Buona lettura!... e buone ferie a tutti!

Sean, 16 agosto 2018

sabato 21 maggio 2011

1221


I
nnumerevoli, e impegnative, furono le prove a cui la piccola Midda sì volle sottoporre, nel richiedere o, addirittura e per maggiore precisione, nel pretendere di poter essere addestrata all'arte del combattimento, incamminandosi psicologicamente, e fisicamente, in quel lungo, e mai semplice, percorso che, anni più tardi, l'avrebbe vista ascendere agli onori della cronaca in grazia dei propri successi, dei propri trionfi, dei leggendari traguardi da lei raggiunti e superati, in costante sfida a uomini e dei. Giorni, settimane, mesi e, in effetti, persino anni, quelli nei quali ella ebbe modo di imparare a conoscere il proprio corpo e i propri limiti sotto l'attenta supervisione del proprio mentore, marinaio così divenuto, per lei, maestro d'armi, nel corso dei quali non mancarono molte occasioni di sconforto, diversi momenti in cui, maledicendo la propria testardaggine, ella si rimproverò non solo di aver ricercato simile tortura ma, anche e persino, di aver lasciato la tranquillità del proprio focolare domestico.
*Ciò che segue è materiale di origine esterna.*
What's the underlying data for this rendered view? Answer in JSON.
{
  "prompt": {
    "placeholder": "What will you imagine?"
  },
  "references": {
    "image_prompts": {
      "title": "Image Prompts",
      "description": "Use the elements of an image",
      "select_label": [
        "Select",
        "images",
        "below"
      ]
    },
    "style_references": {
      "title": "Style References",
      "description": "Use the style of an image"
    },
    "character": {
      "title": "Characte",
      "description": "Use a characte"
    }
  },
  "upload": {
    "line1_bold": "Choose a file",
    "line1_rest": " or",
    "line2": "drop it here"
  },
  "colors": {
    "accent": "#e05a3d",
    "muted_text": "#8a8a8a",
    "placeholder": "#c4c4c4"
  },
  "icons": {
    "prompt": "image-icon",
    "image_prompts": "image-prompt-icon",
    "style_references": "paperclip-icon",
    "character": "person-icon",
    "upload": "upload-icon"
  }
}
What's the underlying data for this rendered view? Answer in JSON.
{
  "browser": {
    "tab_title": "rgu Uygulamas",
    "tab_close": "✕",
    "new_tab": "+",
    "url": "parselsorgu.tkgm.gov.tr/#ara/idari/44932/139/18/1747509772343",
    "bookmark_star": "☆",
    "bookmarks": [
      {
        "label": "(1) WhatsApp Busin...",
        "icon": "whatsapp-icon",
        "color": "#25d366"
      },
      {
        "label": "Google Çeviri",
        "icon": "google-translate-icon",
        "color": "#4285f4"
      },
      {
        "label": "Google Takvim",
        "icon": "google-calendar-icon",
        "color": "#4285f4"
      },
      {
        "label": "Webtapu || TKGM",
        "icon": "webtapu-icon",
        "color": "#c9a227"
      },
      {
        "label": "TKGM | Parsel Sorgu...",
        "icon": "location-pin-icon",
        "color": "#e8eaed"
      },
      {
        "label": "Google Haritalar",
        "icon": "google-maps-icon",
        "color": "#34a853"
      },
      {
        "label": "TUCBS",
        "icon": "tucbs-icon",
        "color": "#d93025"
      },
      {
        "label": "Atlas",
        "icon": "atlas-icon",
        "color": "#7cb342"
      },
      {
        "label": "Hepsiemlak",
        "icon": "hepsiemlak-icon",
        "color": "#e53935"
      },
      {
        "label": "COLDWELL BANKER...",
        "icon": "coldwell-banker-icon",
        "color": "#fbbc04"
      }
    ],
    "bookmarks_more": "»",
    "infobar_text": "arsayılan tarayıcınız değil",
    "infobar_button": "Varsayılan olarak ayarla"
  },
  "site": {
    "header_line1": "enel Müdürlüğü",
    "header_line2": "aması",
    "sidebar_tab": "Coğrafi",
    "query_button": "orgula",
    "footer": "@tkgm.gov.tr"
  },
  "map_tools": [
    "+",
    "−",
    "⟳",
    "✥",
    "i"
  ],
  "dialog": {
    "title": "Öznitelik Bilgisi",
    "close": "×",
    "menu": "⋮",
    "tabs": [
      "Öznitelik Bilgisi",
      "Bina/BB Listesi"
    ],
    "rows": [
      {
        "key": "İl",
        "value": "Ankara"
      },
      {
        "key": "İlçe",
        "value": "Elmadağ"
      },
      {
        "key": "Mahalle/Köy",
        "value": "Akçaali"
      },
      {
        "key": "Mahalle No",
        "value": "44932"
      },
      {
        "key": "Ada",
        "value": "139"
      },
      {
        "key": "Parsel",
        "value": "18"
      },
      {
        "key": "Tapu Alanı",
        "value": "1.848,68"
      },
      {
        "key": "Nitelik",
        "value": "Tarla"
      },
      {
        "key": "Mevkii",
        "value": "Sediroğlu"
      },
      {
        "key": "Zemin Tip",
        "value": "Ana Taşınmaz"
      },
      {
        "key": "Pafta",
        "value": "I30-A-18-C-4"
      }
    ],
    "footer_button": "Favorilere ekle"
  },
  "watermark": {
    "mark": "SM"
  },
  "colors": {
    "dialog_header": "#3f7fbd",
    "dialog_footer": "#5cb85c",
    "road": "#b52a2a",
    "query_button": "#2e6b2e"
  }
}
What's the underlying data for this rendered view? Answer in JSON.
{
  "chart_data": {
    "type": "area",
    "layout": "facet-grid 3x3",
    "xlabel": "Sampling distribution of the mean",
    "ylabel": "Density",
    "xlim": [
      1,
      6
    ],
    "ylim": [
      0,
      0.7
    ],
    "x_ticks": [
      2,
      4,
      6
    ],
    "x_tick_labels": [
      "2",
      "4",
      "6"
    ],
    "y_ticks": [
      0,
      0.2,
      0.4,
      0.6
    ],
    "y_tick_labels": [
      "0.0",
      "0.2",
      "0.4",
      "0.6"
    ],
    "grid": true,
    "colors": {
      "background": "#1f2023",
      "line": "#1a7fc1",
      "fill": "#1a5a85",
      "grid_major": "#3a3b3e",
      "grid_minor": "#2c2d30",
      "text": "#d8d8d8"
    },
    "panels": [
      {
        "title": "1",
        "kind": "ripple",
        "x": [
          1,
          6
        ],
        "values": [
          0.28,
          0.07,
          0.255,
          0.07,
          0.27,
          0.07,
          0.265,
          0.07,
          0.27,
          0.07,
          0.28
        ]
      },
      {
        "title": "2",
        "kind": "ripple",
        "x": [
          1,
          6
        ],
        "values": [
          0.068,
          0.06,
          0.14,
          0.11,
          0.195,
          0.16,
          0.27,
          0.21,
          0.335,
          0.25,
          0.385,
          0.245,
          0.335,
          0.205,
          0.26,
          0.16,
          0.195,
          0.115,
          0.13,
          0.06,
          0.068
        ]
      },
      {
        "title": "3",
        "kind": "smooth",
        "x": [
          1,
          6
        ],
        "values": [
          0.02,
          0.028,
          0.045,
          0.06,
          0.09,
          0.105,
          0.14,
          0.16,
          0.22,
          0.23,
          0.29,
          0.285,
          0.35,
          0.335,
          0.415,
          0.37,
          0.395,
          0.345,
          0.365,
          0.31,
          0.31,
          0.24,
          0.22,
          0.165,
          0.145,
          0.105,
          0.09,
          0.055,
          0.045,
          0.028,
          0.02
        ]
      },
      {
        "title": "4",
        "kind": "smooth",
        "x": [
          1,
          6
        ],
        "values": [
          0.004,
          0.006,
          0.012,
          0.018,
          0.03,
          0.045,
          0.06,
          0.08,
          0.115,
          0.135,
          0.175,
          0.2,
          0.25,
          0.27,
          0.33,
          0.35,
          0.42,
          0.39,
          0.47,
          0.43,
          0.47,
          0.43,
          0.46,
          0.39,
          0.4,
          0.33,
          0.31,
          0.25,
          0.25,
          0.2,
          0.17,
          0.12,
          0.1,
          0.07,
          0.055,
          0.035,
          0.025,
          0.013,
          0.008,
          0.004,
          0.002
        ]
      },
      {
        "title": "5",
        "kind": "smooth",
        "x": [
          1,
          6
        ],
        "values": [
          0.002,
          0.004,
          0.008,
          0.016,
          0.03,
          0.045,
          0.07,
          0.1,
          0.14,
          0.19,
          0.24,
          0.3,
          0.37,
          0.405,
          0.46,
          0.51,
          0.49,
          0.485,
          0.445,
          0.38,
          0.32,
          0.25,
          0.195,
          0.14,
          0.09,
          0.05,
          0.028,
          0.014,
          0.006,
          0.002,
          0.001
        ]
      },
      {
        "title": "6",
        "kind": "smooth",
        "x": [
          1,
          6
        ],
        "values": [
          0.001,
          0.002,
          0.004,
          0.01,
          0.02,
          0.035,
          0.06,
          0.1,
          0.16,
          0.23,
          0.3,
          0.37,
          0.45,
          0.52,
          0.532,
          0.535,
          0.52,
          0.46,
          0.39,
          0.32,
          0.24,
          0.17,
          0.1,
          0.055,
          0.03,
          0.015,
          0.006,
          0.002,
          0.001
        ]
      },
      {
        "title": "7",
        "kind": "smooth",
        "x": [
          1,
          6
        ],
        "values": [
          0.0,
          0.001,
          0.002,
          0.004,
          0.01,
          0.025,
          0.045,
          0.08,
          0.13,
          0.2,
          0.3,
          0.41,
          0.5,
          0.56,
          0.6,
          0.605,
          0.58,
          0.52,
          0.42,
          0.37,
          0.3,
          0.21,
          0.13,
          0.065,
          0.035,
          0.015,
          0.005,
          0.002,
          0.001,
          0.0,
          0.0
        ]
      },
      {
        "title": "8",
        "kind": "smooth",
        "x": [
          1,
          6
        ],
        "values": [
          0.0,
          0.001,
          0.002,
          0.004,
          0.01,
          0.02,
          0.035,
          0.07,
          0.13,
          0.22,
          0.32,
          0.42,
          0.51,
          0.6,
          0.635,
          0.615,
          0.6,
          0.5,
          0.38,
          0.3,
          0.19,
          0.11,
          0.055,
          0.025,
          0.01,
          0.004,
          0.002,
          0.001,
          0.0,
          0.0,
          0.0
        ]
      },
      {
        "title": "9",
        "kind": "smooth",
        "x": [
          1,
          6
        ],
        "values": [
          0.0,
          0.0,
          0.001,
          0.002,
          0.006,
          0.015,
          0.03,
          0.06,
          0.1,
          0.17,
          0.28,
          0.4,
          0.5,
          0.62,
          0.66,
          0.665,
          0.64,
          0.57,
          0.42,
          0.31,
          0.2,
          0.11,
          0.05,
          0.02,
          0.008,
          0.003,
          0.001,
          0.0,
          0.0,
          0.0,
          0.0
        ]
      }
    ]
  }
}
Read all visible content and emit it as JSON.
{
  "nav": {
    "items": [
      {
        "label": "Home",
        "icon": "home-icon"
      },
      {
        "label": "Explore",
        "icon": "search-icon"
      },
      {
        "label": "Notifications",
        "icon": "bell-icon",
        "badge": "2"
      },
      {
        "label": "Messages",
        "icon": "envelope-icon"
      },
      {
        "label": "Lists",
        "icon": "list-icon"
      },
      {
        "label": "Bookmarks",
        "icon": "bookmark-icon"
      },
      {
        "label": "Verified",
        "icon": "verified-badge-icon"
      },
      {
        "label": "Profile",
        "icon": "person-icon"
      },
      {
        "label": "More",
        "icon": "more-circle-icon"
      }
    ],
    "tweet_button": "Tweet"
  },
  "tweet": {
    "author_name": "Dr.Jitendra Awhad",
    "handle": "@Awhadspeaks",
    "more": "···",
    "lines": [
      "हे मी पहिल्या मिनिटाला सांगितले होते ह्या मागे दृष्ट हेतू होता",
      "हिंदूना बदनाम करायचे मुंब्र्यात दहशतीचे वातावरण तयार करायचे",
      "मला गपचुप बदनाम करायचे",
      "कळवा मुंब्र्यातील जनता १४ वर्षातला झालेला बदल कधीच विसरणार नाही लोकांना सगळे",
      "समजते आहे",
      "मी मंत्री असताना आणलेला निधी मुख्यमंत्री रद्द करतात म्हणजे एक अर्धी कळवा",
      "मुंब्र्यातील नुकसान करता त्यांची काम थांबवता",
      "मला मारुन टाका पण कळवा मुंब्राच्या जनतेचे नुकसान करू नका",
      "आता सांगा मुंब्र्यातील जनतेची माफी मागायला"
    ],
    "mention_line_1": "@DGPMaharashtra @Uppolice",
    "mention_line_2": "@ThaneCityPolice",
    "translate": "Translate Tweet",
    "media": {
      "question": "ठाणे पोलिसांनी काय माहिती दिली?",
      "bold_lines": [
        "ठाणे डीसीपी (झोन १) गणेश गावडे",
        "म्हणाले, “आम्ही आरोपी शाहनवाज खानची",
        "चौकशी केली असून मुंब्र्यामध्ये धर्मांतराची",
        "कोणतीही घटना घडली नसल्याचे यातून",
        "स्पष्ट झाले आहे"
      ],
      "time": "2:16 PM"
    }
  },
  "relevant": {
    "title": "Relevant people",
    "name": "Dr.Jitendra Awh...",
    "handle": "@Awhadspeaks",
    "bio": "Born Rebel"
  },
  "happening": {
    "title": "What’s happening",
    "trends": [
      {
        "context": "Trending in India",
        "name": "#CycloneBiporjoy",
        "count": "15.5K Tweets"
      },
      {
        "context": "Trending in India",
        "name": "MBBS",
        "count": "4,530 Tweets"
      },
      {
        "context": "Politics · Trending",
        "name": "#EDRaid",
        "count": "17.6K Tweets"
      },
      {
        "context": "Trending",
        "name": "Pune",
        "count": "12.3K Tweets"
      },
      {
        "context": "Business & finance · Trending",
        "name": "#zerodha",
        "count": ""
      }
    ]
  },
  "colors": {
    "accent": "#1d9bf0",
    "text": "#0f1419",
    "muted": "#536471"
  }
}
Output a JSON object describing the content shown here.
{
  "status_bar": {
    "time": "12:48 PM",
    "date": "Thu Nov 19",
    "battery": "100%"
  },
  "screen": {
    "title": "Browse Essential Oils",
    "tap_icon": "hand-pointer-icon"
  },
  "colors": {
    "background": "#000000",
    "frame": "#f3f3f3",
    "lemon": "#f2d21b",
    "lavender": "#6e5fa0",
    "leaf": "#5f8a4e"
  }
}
Reazioni umane e legittime, le sue, in conseguenza delle quali, tuttavia, mai la bambina, prima, né la giovinetta, poi, accettarono di arrendersi, di rassegnarsi, abbandonando quanto in tal modo iniziato, dimostrando, in ciò, la vera essenza del proprio valore: non per aver ricercato quell'addestramento, difatti e dopotutto, ella ha da esser ricordata ora qual meritevole, semplice e forse ingenua ambizione che può esser propria di sin troppa gente, quanto, altresì, nell'averlo portato a compimento, nei modi e nei tempi su di lei imposti dal proprio tutore, giungendo, in grazia di ciò, non solo a eguagliarlo ma, anche, a superarlo e rendendogli, in tutto questo, il miglior tributo che avrebbe mai potuto essergli riservato.
Mio e vostro malgrado, nel merito di tal pur interessante e fondamentale periodo della vita della protagonista di questa storia, sono ora costretto a omettere integralmente qualsiasi accenno. Tirannico il tempo scorre, infatti, inesorabile in mio contrasto, negandomi la possibilità di condividere, con voi, dettagli pur interessanti, aneddoti persino divertenti, a meno di non voler sacrificare, in loro favore, la ragione portante di questa narrazione, scelta di cui mai né io potrei, né voi tutti potreste, perdonarmi se fossi sì sciocco, superficiale e scorretto da compierla. Meglio, pertanto, rimandare a un altro canto, a un'altra cronaca, il ricordo di quando Midda si ritrovò aggrovigliata in maniera imbarazzante in una rete con la quale avrebbe dovuto intrappolare un innocuo, e immobile, cassone di legno, suo antagonista in tale occasione d'addestramento; così come la memoria di quando ella, meno grottescamente e più pericolosamente, riuscì a ottenere salva la vita dall'inatteso e non voluto confronto con uno squalo, abbracciata alla pinna dorsale del quale percorse oltre due leghe nautiche prima di riuscire a liberarsi del medesimo; o, ancora, la rievocazione della prima rissa nella quale ella si lasciò coinvolgere, conclusasi con una sua meritata vittoria e, successivamente, un'ancor più meritata punizione da parte del sempre severo, e pur premuroso, Degan…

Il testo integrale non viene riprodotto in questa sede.